The novel aspect of the present study was the evaluation of bone erosion by ultrasound in patients with RA whose ultrasound PD synovitis activity was well controlled. The presence of ultrasound bone erosion at discontinuation was the only independent predictor of relapse during the 12 months after bDMARD therapy. We speculate that ultrasound-detected bone erosion is important for the prediction of relapse for the reasons outlined below.

First, we and other investigators have found a close association between the presence of bone erosion and residual PD synovitis at the joint level in patients with RA in clinical remission or with LDA [5, 25]. Thus, bone erosions are the natural consequence of persistent joint inflammation. In this regard, MRI-detected bone edema (osteitis), which is bone inflammation that is strongly predictive of further radiographic progression [26, 27], coexisted with PD synovitis in patients with RA [28]. We suspect that ultrasound can detect subclinical findings of joint inflammation in the areas most aggressively hit by the disease and/or where the inflammation has started earlier where bone erosion is detected. Alternatively, ultrasound-detected bone erosion could be derived from the integration of joint inflammation, whereas PD synovitis might always not be detected at bDMARD discontinuation.
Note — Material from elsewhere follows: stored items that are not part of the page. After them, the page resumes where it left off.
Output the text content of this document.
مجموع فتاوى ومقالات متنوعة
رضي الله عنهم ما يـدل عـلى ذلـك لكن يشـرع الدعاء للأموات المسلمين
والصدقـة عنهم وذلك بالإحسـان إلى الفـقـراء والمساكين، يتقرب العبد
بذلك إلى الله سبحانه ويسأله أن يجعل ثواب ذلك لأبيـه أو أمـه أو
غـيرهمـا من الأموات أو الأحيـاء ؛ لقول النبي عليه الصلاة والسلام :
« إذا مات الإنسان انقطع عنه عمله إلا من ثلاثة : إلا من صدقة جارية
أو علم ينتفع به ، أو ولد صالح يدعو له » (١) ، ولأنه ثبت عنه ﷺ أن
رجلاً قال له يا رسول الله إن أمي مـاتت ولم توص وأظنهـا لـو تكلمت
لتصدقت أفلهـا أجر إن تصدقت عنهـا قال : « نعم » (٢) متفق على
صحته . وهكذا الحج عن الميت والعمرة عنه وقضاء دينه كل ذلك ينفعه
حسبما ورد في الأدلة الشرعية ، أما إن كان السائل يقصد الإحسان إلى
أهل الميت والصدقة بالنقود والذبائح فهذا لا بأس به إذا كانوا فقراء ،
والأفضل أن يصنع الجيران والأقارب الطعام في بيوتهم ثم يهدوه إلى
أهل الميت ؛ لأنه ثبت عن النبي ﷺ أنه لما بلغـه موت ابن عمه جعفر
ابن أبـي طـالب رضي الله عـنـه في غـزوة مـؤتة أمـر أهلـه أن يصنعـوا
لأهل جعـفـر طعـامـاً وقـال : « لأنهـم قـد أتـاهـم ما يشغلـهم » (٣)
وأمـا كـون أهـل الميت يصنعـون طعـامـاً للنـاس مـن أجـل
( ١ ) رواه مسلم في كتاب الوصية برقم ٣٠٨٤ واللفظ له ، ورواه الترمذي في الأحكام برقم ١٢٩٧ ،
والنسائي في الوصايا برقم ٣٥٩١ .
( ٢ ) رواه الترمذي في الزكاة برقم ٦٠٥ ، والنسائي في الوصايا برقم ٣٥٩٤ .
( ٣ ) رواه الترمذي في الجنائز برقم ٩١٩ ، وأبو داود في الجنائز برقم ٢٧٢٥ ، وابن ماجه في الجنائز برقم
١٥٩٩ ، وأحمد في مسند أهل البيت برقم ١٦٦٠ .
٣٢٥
Second, the presence of bone degradation elements as a result of joint damage can trigger immunological pathways, developing further joint inflammation, because it is well known that bone erosion detected by ultrasound or plain radiography can be used for the prediction of further joint destruction [25, 29]. These two hypotheses do not conflict, and we thus speculate that there is a vicious cycle in which the joint inflammation leads to joint damage, with the consequent release of bone and cartilage fragments that sustain the joint inflammation, resulting in further relapse.
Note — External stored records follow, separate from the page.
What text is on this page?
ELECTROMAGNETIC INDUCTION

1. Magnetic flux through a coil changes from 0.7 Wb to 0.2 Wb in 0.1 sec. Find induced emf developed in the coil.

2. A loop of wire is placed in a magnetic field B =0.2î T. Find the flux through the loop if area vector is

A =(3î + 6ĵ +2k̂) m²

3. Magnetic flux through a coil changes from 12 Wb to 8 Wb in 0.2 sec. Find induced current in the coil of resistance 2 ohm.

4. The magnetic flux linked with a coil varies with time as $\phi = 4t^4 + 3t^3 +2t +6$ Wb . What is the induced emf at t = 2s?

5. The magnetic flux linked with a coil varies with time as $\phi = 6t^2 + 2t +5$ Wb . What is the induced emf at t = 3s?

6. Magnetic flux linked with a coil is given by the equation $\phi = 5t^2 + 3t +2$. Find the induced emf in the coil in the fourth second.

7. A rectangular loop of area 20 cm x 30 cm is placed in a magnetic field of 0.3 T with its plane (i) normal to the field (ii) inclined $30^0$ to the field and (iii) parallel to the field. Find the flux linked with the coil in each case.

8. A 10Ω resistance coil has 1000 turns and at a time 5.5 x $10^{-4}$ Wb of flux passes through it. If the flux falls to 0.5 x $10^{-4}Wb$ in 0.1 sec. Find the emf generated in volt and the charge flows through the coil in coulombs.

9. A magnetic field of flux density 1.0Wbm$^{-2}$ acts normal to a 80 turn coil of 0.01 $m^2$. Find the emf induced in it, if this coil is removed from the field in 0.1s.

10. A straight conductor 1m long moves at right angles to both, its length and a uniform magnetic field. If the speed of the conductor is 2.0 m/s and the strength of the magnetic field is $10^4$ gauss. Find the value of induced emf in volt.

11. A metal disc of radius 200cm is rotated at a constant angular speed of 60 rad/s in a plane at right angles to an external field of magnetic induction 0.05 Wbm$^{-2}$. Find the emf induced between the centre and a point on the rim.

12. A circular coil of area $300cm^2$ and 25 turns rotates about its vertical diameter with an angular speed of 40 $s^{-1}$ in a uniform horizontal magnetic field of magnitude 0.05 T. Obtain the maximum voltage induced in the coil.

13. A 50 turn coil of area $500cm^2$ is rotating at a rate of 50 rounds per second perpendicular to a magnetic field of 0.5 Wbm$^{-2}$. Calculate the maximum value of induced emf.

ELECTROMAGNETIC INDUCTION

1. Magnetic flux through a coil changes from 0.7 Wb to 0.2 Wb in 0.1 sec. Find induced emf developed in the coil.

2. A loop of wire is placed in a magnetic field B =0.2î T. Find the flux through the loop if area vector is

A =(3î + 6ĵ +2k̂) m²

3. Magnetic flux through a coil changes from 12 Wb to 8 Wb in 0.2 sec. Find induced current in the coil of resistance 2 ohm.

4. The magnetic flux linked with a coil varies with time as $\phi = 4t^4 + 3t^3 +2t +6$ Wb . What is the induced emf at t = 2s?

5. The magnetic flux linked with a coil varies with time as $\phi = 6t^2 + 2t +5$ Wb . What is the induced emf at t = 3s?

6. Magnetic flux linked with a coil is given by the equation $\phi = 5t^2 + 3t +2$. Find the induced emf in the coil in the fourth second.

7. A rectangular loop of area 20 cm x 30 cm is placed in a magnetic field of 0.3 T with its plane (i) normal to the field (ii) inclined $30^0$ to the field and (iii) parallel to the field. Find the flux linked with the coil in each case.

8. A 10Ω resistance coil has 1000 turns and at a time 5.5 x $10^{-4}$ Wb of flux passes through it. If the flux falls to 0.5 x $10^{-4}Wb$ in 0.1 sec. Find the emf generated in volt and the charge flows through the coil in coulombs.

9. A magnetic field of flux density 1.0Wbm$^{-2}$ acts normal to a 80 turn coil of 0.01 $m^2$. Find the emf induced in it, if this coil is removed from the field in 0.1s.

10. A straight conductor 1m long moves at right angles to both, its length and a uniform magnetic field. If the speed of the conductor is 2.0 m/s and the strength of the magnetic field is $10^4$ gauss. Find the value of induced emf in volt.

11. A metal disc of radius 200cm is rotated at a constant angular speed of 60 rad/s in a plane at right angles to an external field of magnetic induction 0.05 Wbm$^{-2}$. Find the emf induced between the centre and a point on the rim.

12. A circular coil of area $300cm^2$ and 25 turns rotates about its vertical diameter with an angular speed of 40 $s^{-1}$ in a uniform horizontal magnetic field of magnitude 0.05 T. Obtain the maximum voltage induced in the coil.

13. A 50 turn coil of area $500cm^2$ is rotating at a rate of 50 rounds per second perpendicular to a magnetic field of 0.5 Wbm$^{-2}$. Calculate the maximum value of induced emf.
With respect to serum biomarkers, the best-studied predictor of relapse to date is ACPA positivity [12]. In the REduction of Therapy in RA patients in Ongoing remission (RETRO) study, ACPA status clearly indicated a higher relapse risk with lower chances of maintaining remission when ACPAs are present [12]. Data derived from other investigations, such as the Dutch Behandel Strategieen (BeSt) study and the High Induction Therapy with Anti-Rheumatic Drugs (HIT HARD) study, support this concept [12]. In contrast, we did not find an association of positivity for ACPA or RF at the initiation or the discontinuation of bDMARDs with subsequent relapse. In the Remission Induction by Remicade in RA (RRR) study, the continuous presence of RF was reported to lower the likelihood of a successful withdrawal of TNF inhibitors [12]. The serial changes of positivity for ACPA or RF after the discontinuation of bDMARDs should thus be studied further. In addition, the titer of autoantibodies might be important to predict RA relapses.
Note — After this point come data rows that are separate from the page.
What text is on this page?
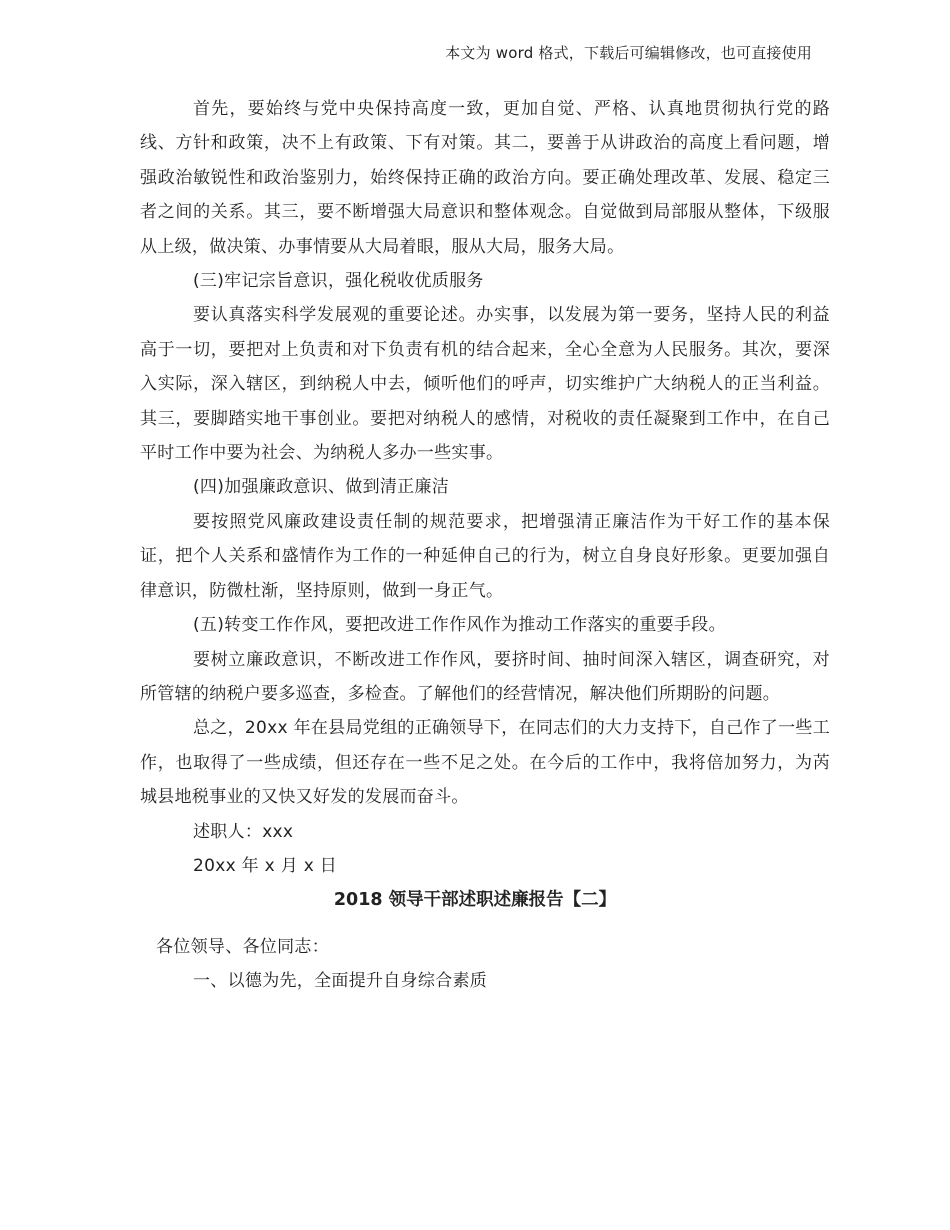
本文为 word 格式，下载后可编辑修改，也可直接使用

首先，要始终与党中央保持高度一致，更加自觉、严格、认真地贯彻执行党的路线、方针和政策，决不上有政策、下有对策。其二，要善于从讲政治的高度上看问题，增强政治敏锐性和政治鉴别力，始终保持正确的政治方向。要正确处理改革、发展、稳定三者之间的关系。其三，要不断增强大局意识和整体观念。自觉做到局部服从整体，下级服从上级，做决策、办事情要从大局着眼，服从大局，服务大局。

(三)牢记宗旨意识，强化税收优质服务

要认真落实科学发展观的重要论述。办实事，以发展为第一要务，坚持人民的利益高于一切，要把对上负责和对下负责有机的结合起来，全心全意为人民服务。其次，要深入实际，深入辖区，到纳税人中去，倾听他们的呼声，切实维护广大纳税人的正当利益。其三，要脚踏实地干事创业。要把对纳税人的感情，对税收的责任凝聚到工作中，在自己平时工作中要为社会、为纳税人多办一些实事。

(四)加强廉政意识、做到清正廉洁

要按照党风廉政建设责任制的规范要求，把增强清正廉洁作为干好工作的基本保证，把个人关系和盛情作为工作的一种延伸自己的行为，树立自身良好形象。更要加强自律意识，防微杜渐，坚持原则，做到一身正气。

(五)转变工作作风，要把改进工作作风作为推动工作落实的重要手段。

要树立廉政意识，不断改进工作作风，要挤时间、抽时间深入辖区，调查研究，对所管辖的纳税户要多巡查，多检查。了解他们的经营情况，解决他们所期盼的问题。

总之，20xx 年在县局党组的正确领导下，在同志们的大力支持下，自己作了一些工作，也取得了一些成绩，但还存在一些不足之处。在今后的工作中，我将倍加努力，为芮城县地税事业的又快又好发的发展而奋斗。

述职人：xxx

20xx 年 x 月 x 日

2018 领导干部述职述廉报告【二】

各位领导、各位同志：

一、以德为先，全面提升自身综合素质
Some limitations of this study should be acknowledged. The RA population was relatively small and heterogeneous regarding the patients’ RA characteristics, bDMARDs, and dosages. The limited sample size of our study does not allow for subanalyses of differences between bDMARDs with different modes of action. A study with a larger number of patients and a longer follow-up period is needed to establish optimal ultrasound-based strategies to reduce the unnecessarily long use of bDMARDs.

Conclusions

The results of our study suggest that a risk of relapse after the discontinuation of bDMARD therapy is high in patients whose conditions are suggestive of already-formulated ultrasound-detected joint damage (i.e., bone erosion), even if their clinical and ultrasound synovitis activities are well controlled. Therefore, lower relapse rates may be attained with earlier administration of bDMARD therapy, before joint destruction appears.